UBS ha sorpreso ancora una volta i mercati con i suoi risultati trimestrali. Tuttavia, il processo di integrazione richiede ancora molto lavoro, e su un aspetto centrale la grande banca ha solo un’influenza limitata. Un’analisi.
Non potrebbe andare meglio per il CEO di UBS Sergio Ermotti e il suo team al momento. L'utile netto è salito nel terzo trimestre a 1,4 miliardi di dollari, la dinamica della clientela rimane forte, come dimostrano gli afflussi di 25 miliardi di dollari nel Global Wealth Management; finews.ch ne ha riportato.
Nell'integrazione delle attività dell'ex Credit Suisse (CS), UBS sta dimostrando una notevole determinazione. Questo successo si riflette anche nei risultati del terzo trimestre: i costi sono stati ridotti di altri 0,8 miliardi di dollari – più del previsto. UBS ha ora un vantaggio di circa sei mesi rispetto al proprio programma. Entro il 2026, punta a ridurre i costi di 13 miliardi di dollari. Entro la fine dell'anno in corso, dovrebbe raggiungere circa 7,5 miliardi di dollari.
La prova sarà la migrazione in Svizzera
Questo non deve far dimenticare che UBS deve ancora affrontare diverse sfide nell'integrazione di CS. Una delle più impegnative: la migrazione dei dati dei clienti. A Lussemburgo e Hong Kong è già stata completata, a Singapore e Giappone la grande banca combinata intende concludere i lavori entro la fine dell'anno. Tuttavia, la vera prova sarà la Svizzera, dove si concentra la maggior parte dei dati. I lavori inizieranno all'inizio del 2025 e richiederanno risorse sia umane che finanziarie.
UBS farebbe bene a mantenere il suo ambizioso piano di integrazione.
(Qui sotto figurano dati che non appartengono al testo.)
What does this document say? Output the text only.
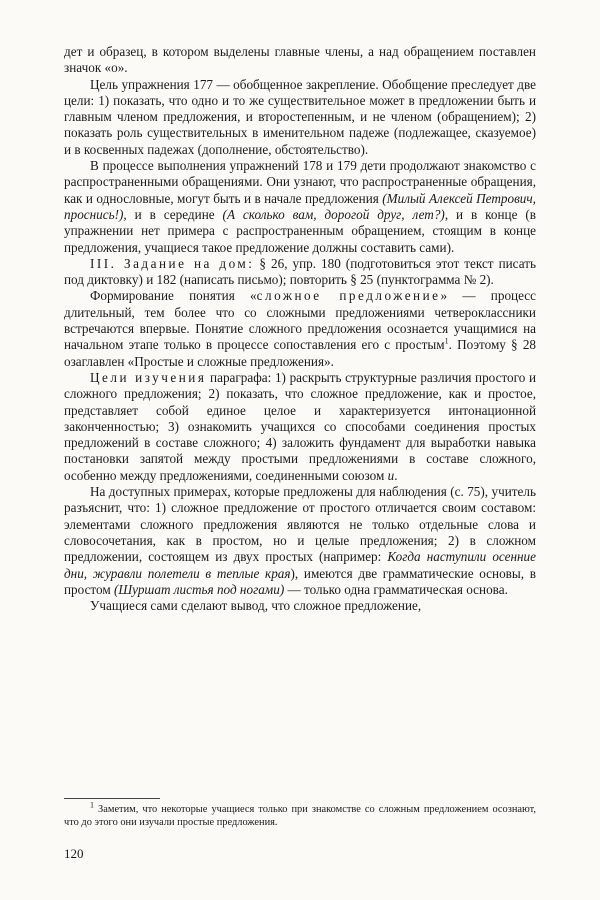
дет и образец, в котором выделены главные члены, а над обращением поставлен значок «о».

Цель упражнения 177 — обобщенное закрепление. Обобщение преследует две цели: 1) показать, что одно и то же существительное может в предложении быть и главным членом предложения, и второстепенным, и не членом (обращением); 2) показать роль существительных в именительном падеже (подлежащее, сказуемое) и в косвенных падежах (дополнение, обстоятельство).

В процессе выполнения упражнений 178 и 179 дети продолжают знакомство с распространенными обращениями. Они узнают, что распространенные обращения, как и однословные, могут быть и в начале предложения (Милый Алексей Петрович, проснись!), и в середине (А сколько вам, дорогой друг, лет?), и в конце (в упражнении нет примера с распространенным обращением, стоящим в конце предложения, учащиеся такое предложение должны составить сами).

III. Задание на дом: § 26, упр. 180 (подготовиться этот текст писать под диктовку) и 182 (написать письмо); повторить § 25 (пунктограмма № 2).

Формирование понятия «сложное предложение» — процесс длительный, тем более что со сложными предложениями четвероклассники встречаются впервые. Понятие сложного предложения осознается учащимися на начальном этапе только в процессе сопоставления его с простым$^1$. Поэтому § 28 озаглавлен «Простые и сложные предложения».

Цели изучения параграфа: 1) раскрыть структурные различия простого и сложного предложения; 2) показать, что сложное предложение, как и простое, представляет собой единое целое и характеризуется интонационной законченностью; 3) ознакомить учащихся со способами соединения простых предложений в составе сложного; 4) заложить фундамент для выработки навыка постановки запятой между простыми предложениями в составе сложного, особенно между предложениями, соединенными союзом и.

На доступных примерах, которые предложены для наблюдения (с. 75), учитель разъяснит, что: 1) сложное предложение от простого отличается своим составом: элементами сложного предложения являются не только отдельные слова и словосочетания, как в простом, но и целые предложения; 2) в сложном предложении, состоящем из двух простых (например: Когда наступили осенние дни, журавли полетели в теплые края), имеются две грамматические основы, в простом (Шуршат листья под ногами) — только одна грамматическая основа.

Учащиеся сами сделают вывод, что сложное предложение,

$^1$ Заметим, что некоторые учащиеся только при знакомстве со сложным предложением осознают, что до этого они изучали простые предложения.
120
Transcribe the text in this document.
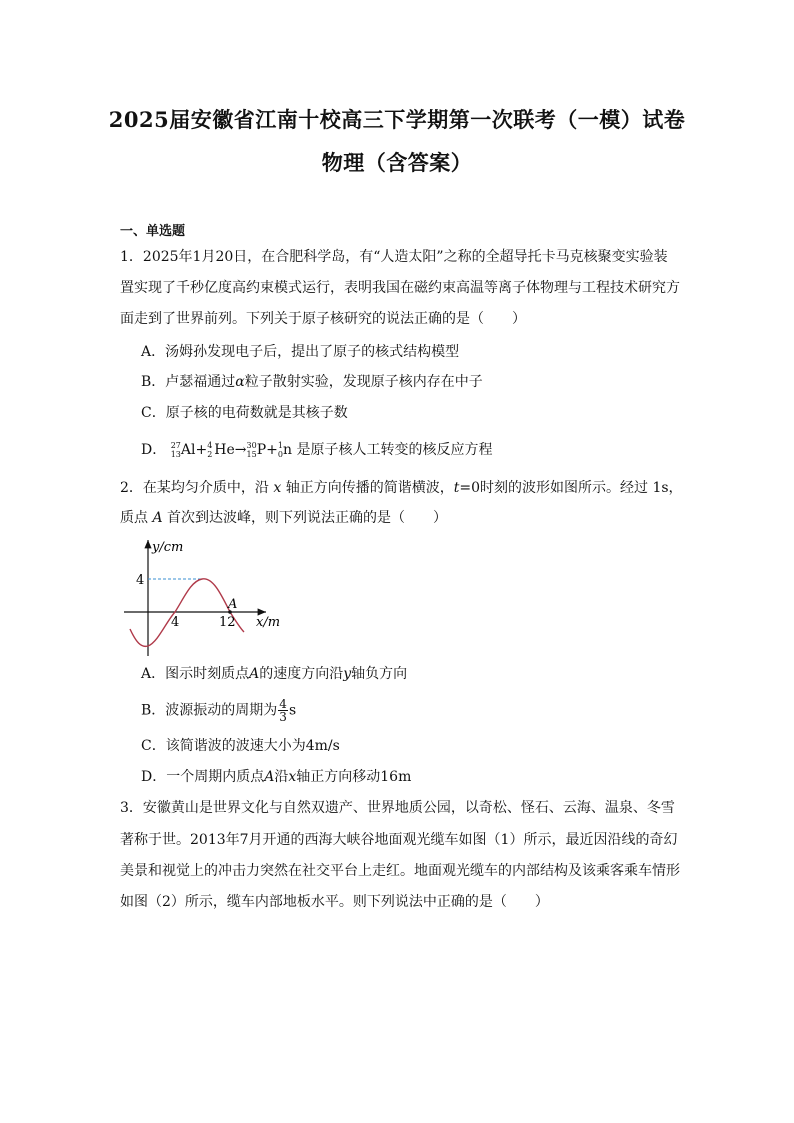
2025届安徽省江南十校高三下学期第一次联考（一模）试卷
物理（含答案）
一、单选题
1．2025年1月20日，在合肥科学岛，有“人造太阳”之称的全超导托卡马克核聚变实验装
置实现了千秒亿度高约束模式运行，表明我国在磁约束高温等离子体物理与工程技术研究方
面走到了世界前列。下列关于原子核研究的说法正确的是（　　）
A．汤姆孙发现电子后，提出了原子的核式结构模型
B．卢瑟福通过α粒子散射实验，发现原子核内存在中子
C．原子核的电荷数就是其核子数
D． 27
13 Al+ 4
2 He→ 30
15 P+ 1
0 n 是原子核人工转变的核反应方程
2．在某均匀介质中，沿 x 轴正方向传播的简谐横波，t=0时刻的波形如图所示。经过 1s，
质点 A 首次到达波峰，则下列说法正确的是（　　）
y/cm
4
4	12
A
x/m
A．图示时刻质点A的速度方向沿y轴负方向
B．波源振动的周期为 $\frac{4}{3}$ s
C．该简谐波的波速大小为4m/s
D．一个周期内质点A沿x轴正方向移动16m
3．安徽黄山是世界文化与自然双遗产、世界地质公园，以奇松、怪石、云海、温泉、冬雪
著称于世。2013年7月开通的西海大峡谷地面观光缆车如图（1）所示，最近因沿线的奇幻
美景和视觉上的冲击力突然在社交平台上走红。地面观光缆车的内部结构及该乘客乘车情形
如图（2）所示，缆车内部地板水平。则下列说法中正确的是（　　）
Questi lavori richiedono risorse, riducendo l'utile netto, e non è nell’interesse di UBS che questo periodo di transizione si prolunghi troppo. Per ricordare: l'anno prima dell'acquisizione di CS, UBS aveva chiuso con un utile netto di 7,6 miliardi di dollari.
Dipende dalla decisione del Consiglio federale
UBS mira a tornare a quei livelli. Tuttavia, la maggiore sfida potrebbe essere rappresentata dai requisiti di capitale. Se UBS dovrà aumentare ulteriormente il capitale proprio di 15-25 miliardi di franchi, ciò la penalizzerebbe nella competizione globale.
Su questa decisione la grande banca ha solo un'influenza limitata. Essa è nelle mani del Consiglio federale e del Parlamento a Berna.
Nessuna benevolenza incondizionata
Il CEO di UBS Sergio Ermotti non ha perso occasione nel primo semestre del 2024 per sottolineare il problema dell’inasprimento dei requisiti di capitale proprio. È per lui molto importante che la posizione di UBS venga compresa, si dice nel suo entourage.
Se questi sforzi avranno successo, lo si vedrà. Le critiche continue e in parte estremamente aspre nei confronti della concessione di crediti alle imprese hanno mostrato che UBS non può contare su una benevolenza incondizionata al di fuori del settore finanziario – anche se nel 2023 ha acquisito CS, evitando così probabilmente danni maggiori al centro finanziario ed economico svizzero.